The labels generally oppose this move, arguing that the ER systems which already apply to the broadcast and public performance of recorded music shouldn’t be extended to streaming.

That said, while there may be disagreement within the music community on how that specific element of the directive should be implemented, the entire music industry would probably agree with the EC that there isn’t really any excuse for six countries still having not transposed the 2019 directive into their national laws.

Explaining why that directive needs to be implemented ASAP, the EC said yesterday: “The new copyright rules ensure fairer remuneration for creators and rightholders, press publishers and journalists, in particular when their works are used online. These rules introduce more legal certainty and create more remuneration opportunities in the relationships with online platforms, rebalancing bargaining power”

“The new rules also include new guarantees to fully protect the freedom of expression of users online”, it added, “to allow them to legitimately share their content. Finally, the new rules create further opportunities, in particular through new copyright exceptions and simplified licensing mechanisms for using copyright-protected material online and across borders for education, research and preservation of cultural heritage purposes”.

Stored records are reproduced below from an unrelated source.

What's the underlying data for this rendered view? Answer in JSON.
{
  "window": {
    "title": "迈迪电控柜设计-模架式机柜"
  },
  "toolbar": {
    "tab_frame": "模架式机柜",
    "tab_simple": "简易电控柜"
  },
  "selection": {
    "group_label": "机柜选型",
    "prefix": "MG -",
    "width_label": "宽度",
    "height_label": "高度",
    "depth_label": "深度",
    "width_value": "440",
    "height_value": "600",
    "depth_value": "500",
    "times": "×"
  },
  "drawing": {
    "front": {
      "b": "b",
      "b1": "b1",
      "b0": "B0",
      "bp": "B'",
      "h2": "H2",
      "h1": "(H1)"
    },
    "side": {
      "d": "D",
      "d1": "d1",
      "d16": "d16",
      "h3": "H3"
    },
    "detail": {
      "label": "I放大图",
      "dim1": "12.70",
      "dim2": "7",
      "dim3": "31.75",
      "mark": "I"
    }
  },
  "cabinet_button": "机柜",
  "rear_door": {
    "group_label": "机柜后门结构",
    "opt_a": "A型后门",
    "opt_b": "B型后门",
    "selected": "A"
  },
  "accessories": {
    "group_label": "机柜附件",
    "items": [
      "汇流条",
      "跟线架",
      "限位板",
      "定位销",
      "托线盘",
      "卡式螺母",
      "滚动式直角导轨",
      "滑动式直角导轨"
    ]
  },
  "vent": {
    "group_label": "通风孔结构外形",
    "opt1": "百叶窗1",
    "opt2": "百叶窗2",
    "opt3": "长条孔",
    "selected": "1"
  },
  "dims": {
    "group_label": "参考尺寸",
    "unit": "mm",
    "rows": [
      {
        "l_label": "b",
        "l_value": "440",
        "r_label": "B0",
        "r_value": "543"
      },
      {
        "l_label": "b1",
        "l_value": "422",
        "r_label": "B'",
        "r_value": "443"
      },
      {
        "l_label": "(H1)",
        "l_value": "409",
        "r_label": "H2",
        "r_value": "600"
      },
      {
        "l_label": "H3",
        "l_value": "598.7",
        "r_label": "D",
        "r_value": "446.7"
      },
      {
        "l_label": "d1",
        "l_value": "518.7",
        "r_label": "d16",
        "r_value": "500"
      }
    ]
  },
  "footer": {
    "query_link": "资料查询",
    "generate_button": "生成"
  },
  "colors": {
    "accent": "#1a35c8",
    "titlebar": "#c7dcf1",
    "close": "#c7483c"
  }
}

Outlining its role in getting directives implemented across the union, the EC added: “Under Article 258 of the Treaty On The Functioning Of The EU, if the member state concerned does not comply with the reasoned opinion within the period laid down by the Commission, the latter may bring the matter before the Court Of Justice Of The European Union”.

“Additionally”, it said, “under Article 260(3) [of the same treaty], the Commission can call on the Court Of Justice Of The EU to impose financial sanctions on the member states that failed to fulfil their obligation to notify measures transposing a legislative directive”.

Of course, in the UK, Brexit was underway by the time the 2019 directive went into force, meaning the copyright reforms don’t apply here, despite the British music industry campaigning prolifically in favour of those reforms. And – much to the delight of Brexiteers everywhere – there is nothing the European Commission or EU Courts can do about that.